December 14, 2015


Is the Fed's interest rate hike a major error? (George Magnus, December 14, 2015, The Prospect)

[A] lot of people are worried the Fed is about to commit a major error. Even though central banks don't raise interest rates once in the belief that a one-off will suffice, many commentators and economists think the Fed may find out as soon as early next year that it will have to freeze further increases or even reverse what it has done by then. It is certainly likely that the first rise in rates is less important than the expectations built into the markets about how far the Fed will raise rates and over what period of time. At the moment, markets expect rates to rise by little more than 0.5% by the end of 2016. They could be wrong of course, but the US and the global economy should be able to withstand this sort of reduced accommodation --a superior phrase to "tightening"--possibly a little more. 

I imagine the Fed's policy-makers are well aware of the risk and have no intention of following in the footsteps of the 15 OECD central banks that have raised interest rates since 2011 only to reverse the increase(s) subsequently, and in some cases, take interest rates down to lower levels than where they began.

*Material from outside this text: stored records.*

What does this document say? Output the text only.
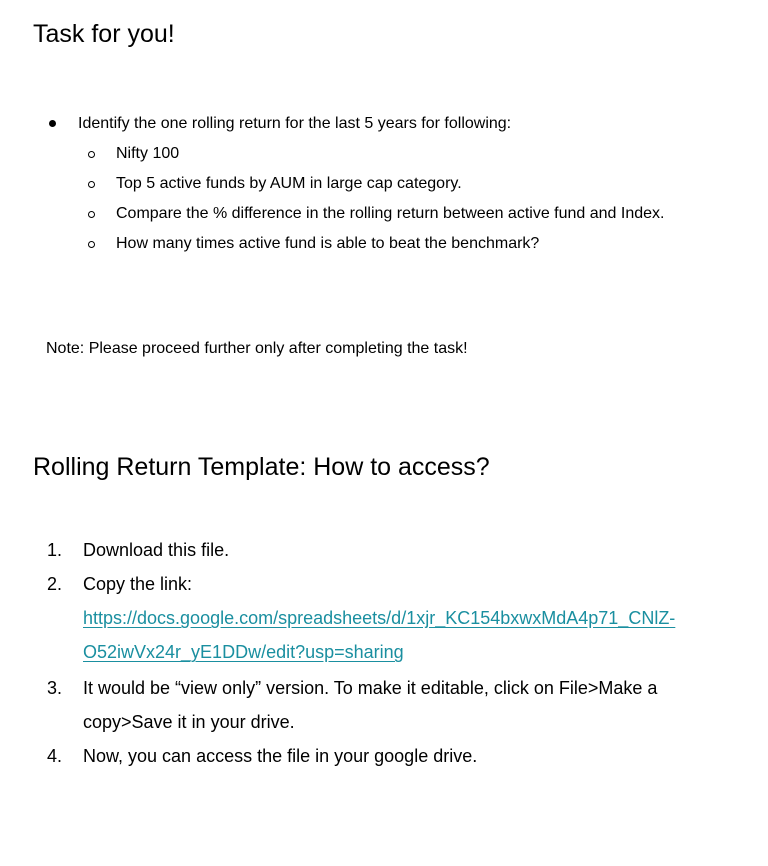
Task for you!
Identify the one rolling return for the last 5 years for following:
Nifty 100
Top 5 active funds by AUM in large cap category.
Compare the % difference in the rolling return between active fund and Index.
How many times active fund is able to beat the benchmark?
Note: Please proceed further only after completing the task!
Rolling Return Template: How to access?
1. Download this file.
2. Copy the link:
https://docs.google.com/spreadsheets/d/1xjr_KC154bxwxMdA4p71_CNlZ-
O52iwVx24r_yE1DDw/edit?usp=sharing
3. It would be “view only” version. To make it editable, click on File>Make a
copy>Save it in your drive.
4. Now, you can access the file in your google drive.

This hike has nothing to do with existing economic conditions.  It's just the obligatory action of a new Fed chairman to prove their inflation fighting bona fides to the industry, which still fears a return of the inflation of the 1970's.  Greenspan and Bernanke both took similar actions, nearly triggering and probably triggering recessions respectively (we won't know for another decade whether 2008 officially qualifies).